If life worked as planned, workers at North America's largest oil field would be packing their drill bits and dismantling the 800-mile trans-Alaska oil pipeline now.
Last year, the 9 billionth barrel of crude oil oozed down the pipeline from Prudhoe Bay, the mammoth deposit that spurred Alaska's oil boom. When production began in 1977, analysts said the field would be exhausted after 9.5 billion barrels. But new technology, economies of scale, and expanded exploration are boosting oil companies' confidence that they can squeeze enough extra crude from below the Arctic plain to continue drilling for decades - a crucial extension for Alaska's economy and US energy security.
"My belief is that Prudhoe will be around for another 20 or 30 years," says Kevin Meyers, Arco Alaska Inc.'s vice president for Prudhoe Bay. "Next year we'll celebrate the 20th year of Prudhoe, and I think we're not even at the midpoint of its life."
Prudhoe Bay sits at the center of a cluster of oil fields that make up the North Slope, an area in northernmost Alaska the size of Minnesota. Once a powerhouse of oil production, the North Slope's bonanza days are long past. Since 1988, when the pipeline was running full at more than 2 million barrels a day, production has fallen by over a quarter. Some politicians are even speaking openly about reviving a state personal-income tax to make up for declining oil revenues that once made an income tax unnecessary.
Still, the Alaska Division of Oil and Gas estimates that another 6 billion barrels can be produced from known North Slope fields, two-thirds of it from Prudhoe Bay. Other estimates put Prudhoe's potential higher. In addition, the US Interior Department estimates another 3.4 billion barrels are recoverable from offshore Arctic federal properties if oil companies can shoulder the high costs of operating in the remote Beaufort and Chukchi Seas.
Cost cutting plays a part in prolonging the life of the fields here. In 1977, the average North Slope well cost $7 million to drill; now the average is under $2 million. Five fields mix their oil and share one production facility, generating economies of scale.
For the two companies operating here, the North Slope remains a mainstay. Arco gets 60 percent of its worldwide crude oil supply here, while British Petroleum, producer of half of Alaska's oil, mines the Slope for some 35 percent of its worldwide supplies. Both companies are concentrating on slowing and possibly ending the production slide.
On Oct. 2, Arco unveiled the newly discovered Alpine oil field on the North Slope's western frontier, the first major discovery since 1990. With a resevoir of 250 million to 300 million recoverable barrels, it is scheduled to start production in 2000 and could trigger other smaller developments nearby. "Alaska's most active and No. 1 oil explorer is back on track," Arco Alaska president Ken Thompson told cheering employees at a meeting announcing the Alpine plans.

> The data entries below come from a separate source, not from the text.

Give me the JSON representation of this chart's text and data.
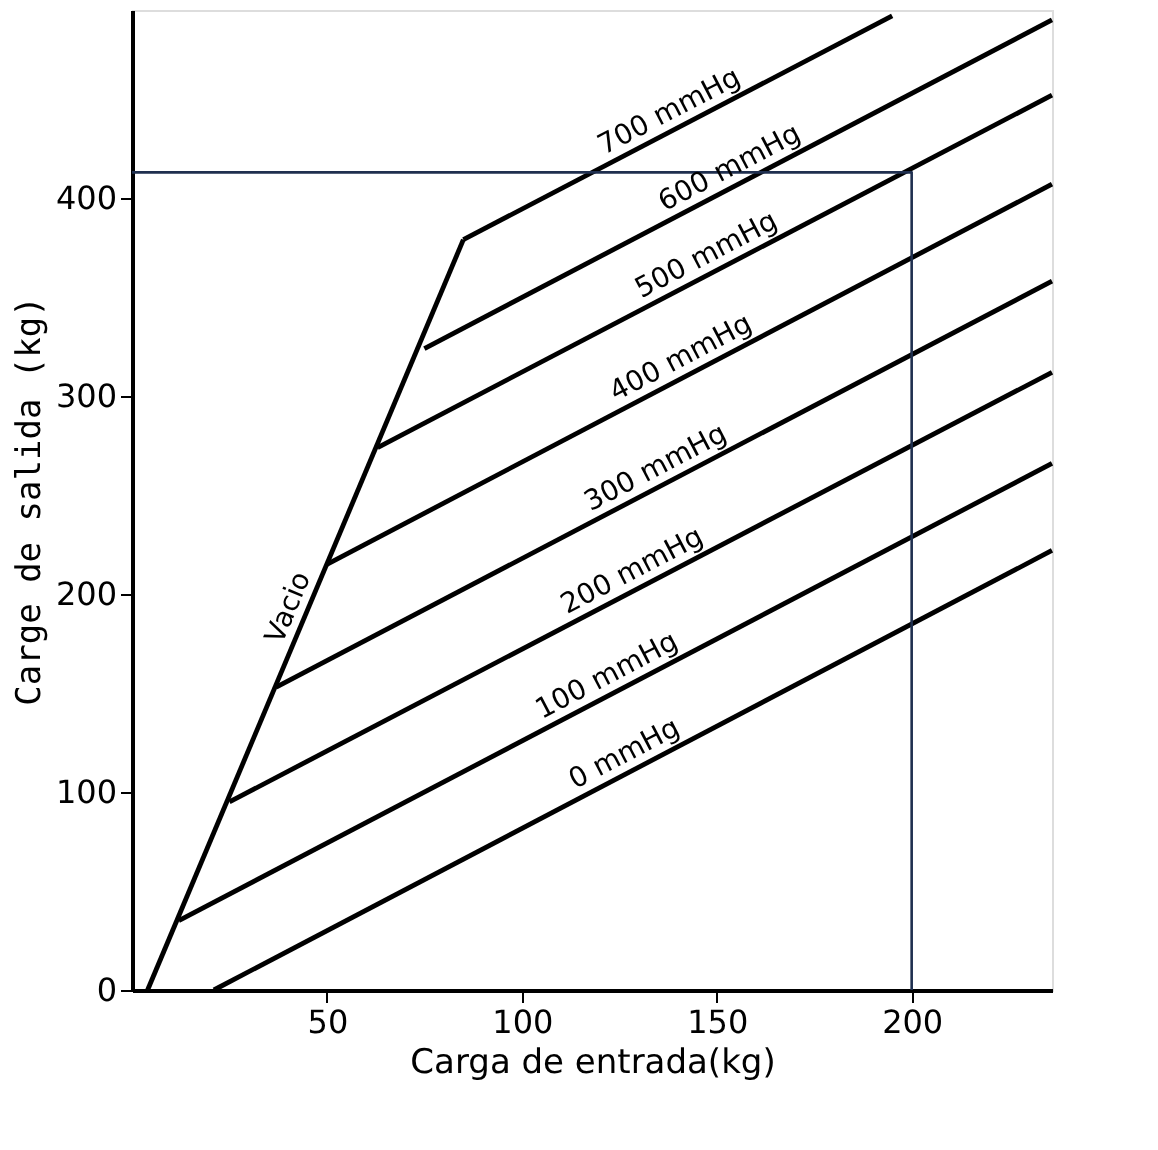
{
  "chart_data": {
    "type": "line",
    "xlabel": "Carga de entrada(kg)",
    "ylabel": "Carge de salida (kg)",
    "xlim": [
      0,
      236
    ],
    "ylim": [
      0,
      495
    ],
    "xticks": [
      50,
      100,
      150,
      200
    ],
    "yticks": [
      0,
      100,
      200,
      300,
      400
    ],
    "grid": false,
    "legend": false,
    "marker": "none",
    "line_style": "solid",
    "series": [
      {
        "name": "Vacio",
        "color": "#000000",
        "x": [
          4,
          85
        ],
        "values": [
          0,
          379
        ]
      },
      {
        "name": "700 mmHg",
        "color": "#000000",
        "x": [
          85,
          195
        ],
        "values": [
          379,
          492
        ]
      },
      {
        "name": "600 mmHg",
        "color": "#000000",
        "x": [
          75,
          236
        ],
        "values": [
          324,
          490
        ]
      },
      {
        "name": "500 mmHg",
        "color": "#000000",
        "x": [
          63,
          236
        ],
        "values": [
          274,
          452
        ]
      },
      {
        "name": "400 mmHg",
        "color": "#000000",
        "x": [
          50,
          236
        ],
        "values": [
          215,
          407
        ]
      },
      {
        "name": "300 mmHg",
        "color": "#000000",
        "x": [
          37,
          236
        ],
        "values": [
          153,
          358
        ]
      },
      {
        "name": "200 mmHg",
        "color": "#000000",
        "x": [
          25,
          236
        ],
        "values": [
          95,
          312
        ]
      },
      {
        "name": "100 mmHg",
        "color": "#000000",
        "x": [
          12,
          236
        ],
        "values": [
          35,
          266
        ]
      },
      {
        "name": "0 mmHg",
        "color": "#000000",
        "x": [
          21,
          236
        ],
        "values": [
          0,
          222
        ]
      },
      {
        "color": "#1f2f4f",
        "x": [
          0,
          200,
          200
        ],
        "values": [
          413,
          413,
          0
        ]
      }
    ]
  }
}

A month ago, Arco began shipping Prudhoe gas west to the adjacent Kuparuk River oil field, the second largest in North America after Prudhoe Bay. Gas, the most important recovery-enhancement aid on the North Slope, is gathered, compressed, and reinjected into the ground, where it raises resevoir pressure and helps lift oil to the surface. More gas is used at Prudhoe's central gas facility for this purpose than at any other site in the world.
The $175 million Kuparuk Large-Scale Enhanced Oil Recovery Project, to be phased in by the end of the year, will extend Kuparuk's total output by 200 million barrels, the company says. Kuparuk is now expected to produce 2.2 billion barrels over its lifetime, compared with an initial 1-billion-barrel estimate in 1981. "That's like finding a major oil field within the Kuparuk River reservoir," says Scott Kerr, Arco's Kuparuk manager.
A helping hand
BP is exploring new oil sources with government help. Its offshore Northstar field, still in development, was coaxed along by state legislation that changed lease terms for the prospect, giving BP incentives to tackle an otherwise prohibitively expensive project. Test wells have produced a very light crude oil of much higher quality than any other producing deposits. The 130-million-barrel field, which straddles state and federal property offshore, will provide the first commercial production from the federally owned Alaska Outercontinental Shelf, which has been too remote and costly for commercial operations.
Technology extends oil companies' reach even farther. Niakuk, an offshore field operated and mostly owned by BP, was drilled from onshore to save costs and minimize environmental impact. This summer, Arco and Exxon set a North American distance record by tapping offshore West Niakuk oil with an onshore well drilled over three miles away.
Milne Point, owned and operated by BP, is the only North Slope field to tap all three major known oil reservoirs under the tundra's surface. It could create opportunities for perfecting techniques to produce the North Slope's huge, shallow reservoir of molasses-thick oil that has been shunned for better-quality oil in reservoirs twice as deep.
While Northstar would require a first-of-its-kind Arctic undersea pipeline to tie into existing infrastructure, much of the North Slope's future lies in small satellite fields located next to existing fields, Alaska oil experts say. "We know of 50 potential accumulations that range from 1 million barrels - which may be one well - to 100 million barrels," Arco's Mr. Meyers says.